Here Harrison gets to grips with "1966 And All That". A taster:
[Jim] Packer was to complain that Lloyd-Jones’ 1966 call was a ‘campaign of words without plans.’ (p.272). This position was elaborated years later by Carl Trueman who complained that Lloyd-Jones’ vague alternative to Anglicanism was ‘a non-ecclesiastical, non-confessional disaster.’ (p.272). Presumably he means that the Doctor had not produced a Presbyterian blueprint on which the forthcoming seceders could structure their theology. This is interesting as it betrays either an ignorance or, more likely, a rejection of Lloyd-Jones’ often argued distinction between the primaries and secondaries in the pecking order of evangelical doctrinal priorities. It is well known that into the latter category he was willing to place matters of church government, Independency, Presbyterianism and even Episcopacy. Important as they were they simply did not compare with the fundamental issues that were and still are at stake in a situation which calls into question the very nature of the gospel.

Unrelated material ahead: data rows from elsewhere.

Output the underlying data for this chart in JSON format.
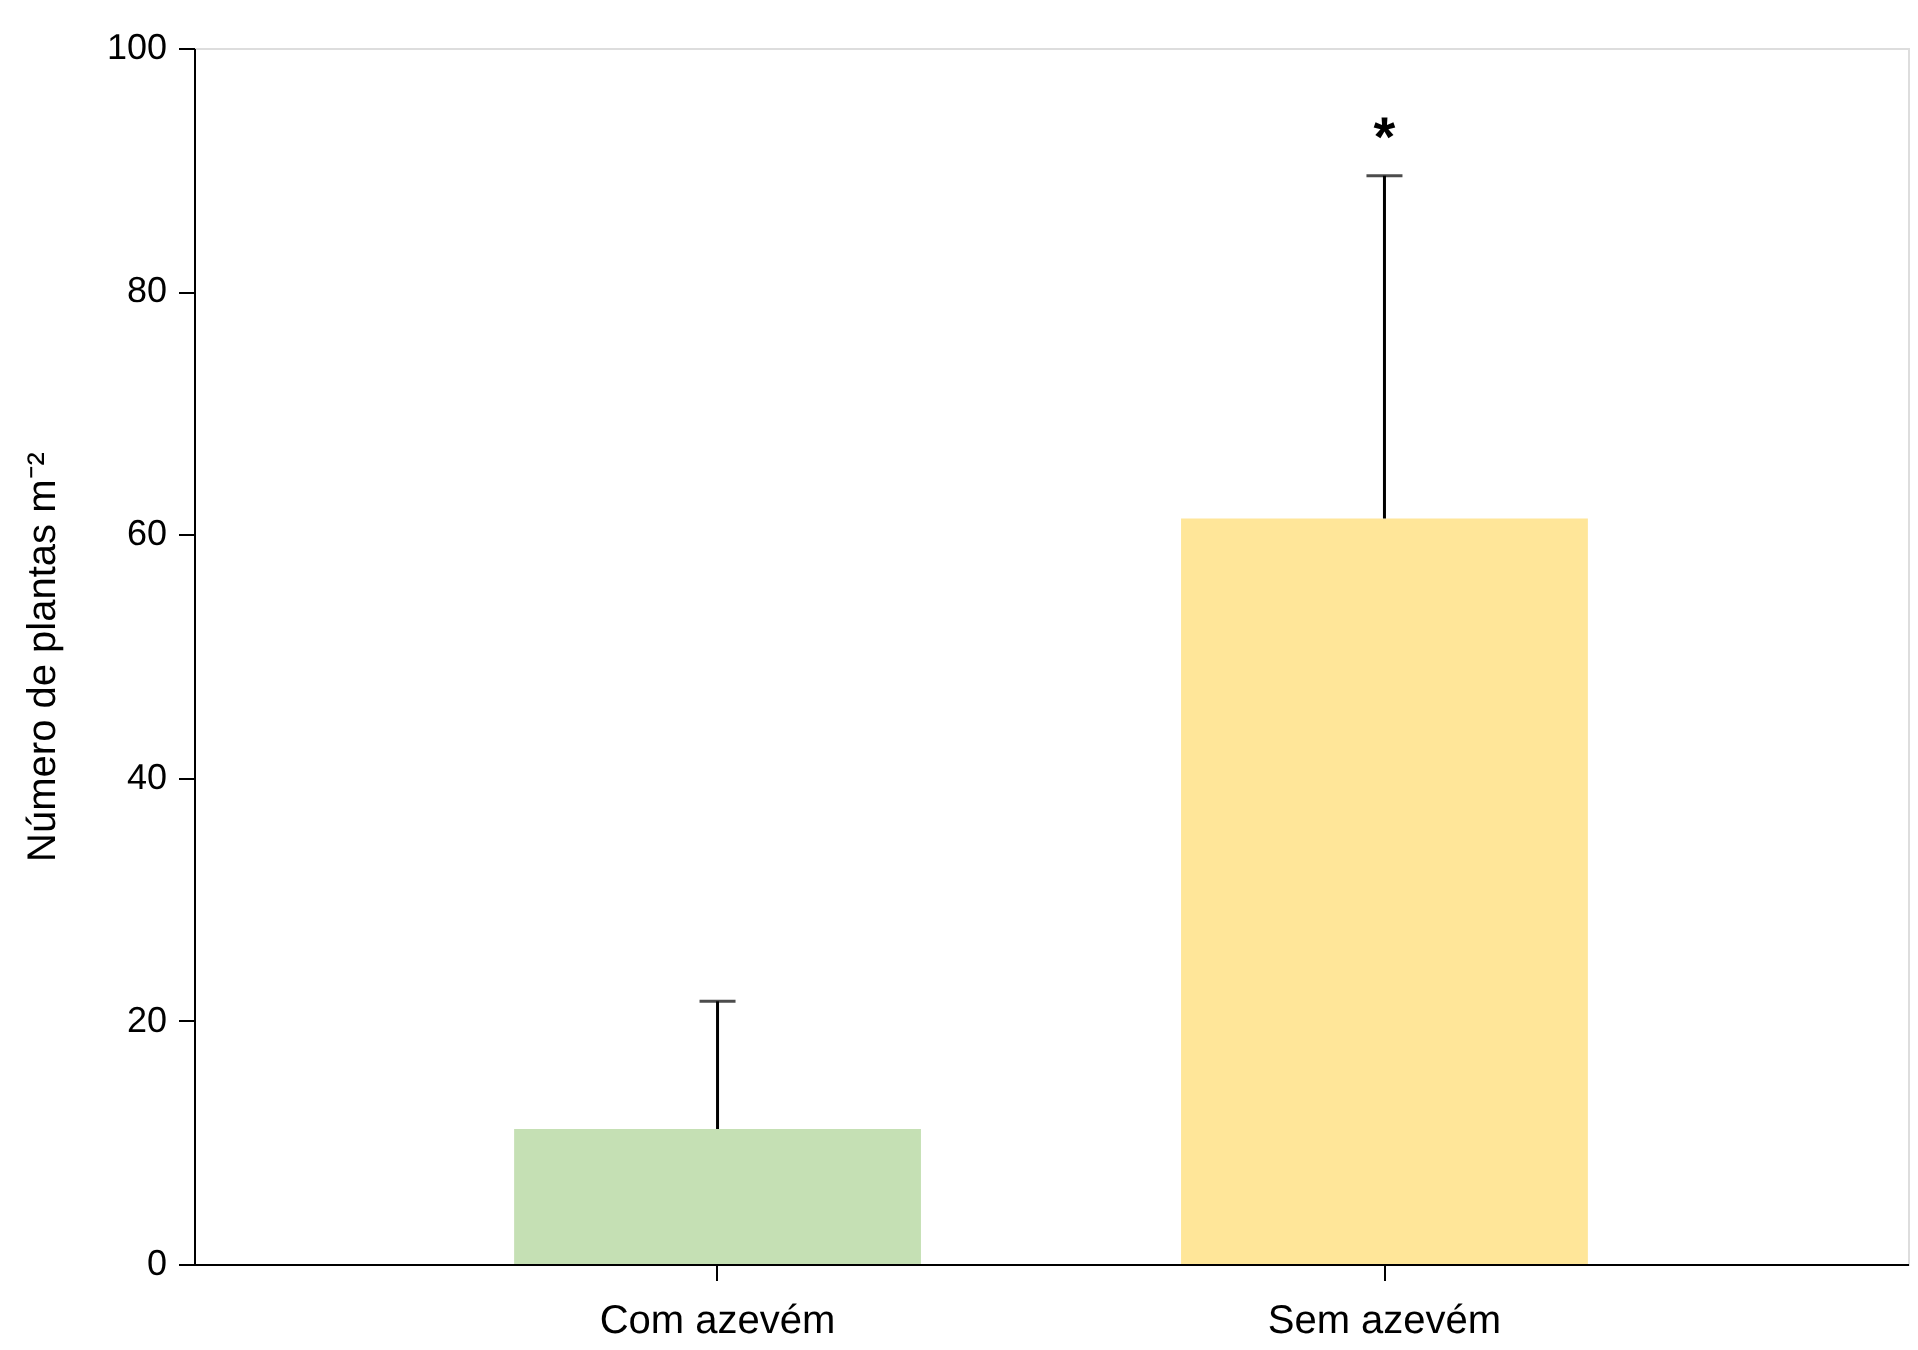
{
  "chart_data": {
    "type": "bar",
    "ylabel": "Número de plantas m⁻²",
    "categories": [
      "Com azevém",
      "Sem azevém"
    ],
    "values": [
      11.1,
      61.3
    ],
    "colors": [
      "#c5e0b4",
      "#ffe699"
    ],
    "errors": [
      [
        11.1,
        21.6
      ],
      [
        61.3,
        89.5
      ]
    ],
    "ylim": [
      0,
      100
    ],
    "yticks": [
      0,
      20,
      40,
      60,
      80,
      100
    ],
    "annotations": [
      "*"
    ],
    "grid": false
  }
}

I think Harrison hits the nail on the head. Simply because Lloyd-Jones did not propose the post-succession restructuring of Evangelicalism along Episcopal or Presbyterian lines does not mean that he he had no concern for ecclesiology. On the contrary, what he wanted was a union of Evangelical churches, although those churches might have had differing patterns of church government.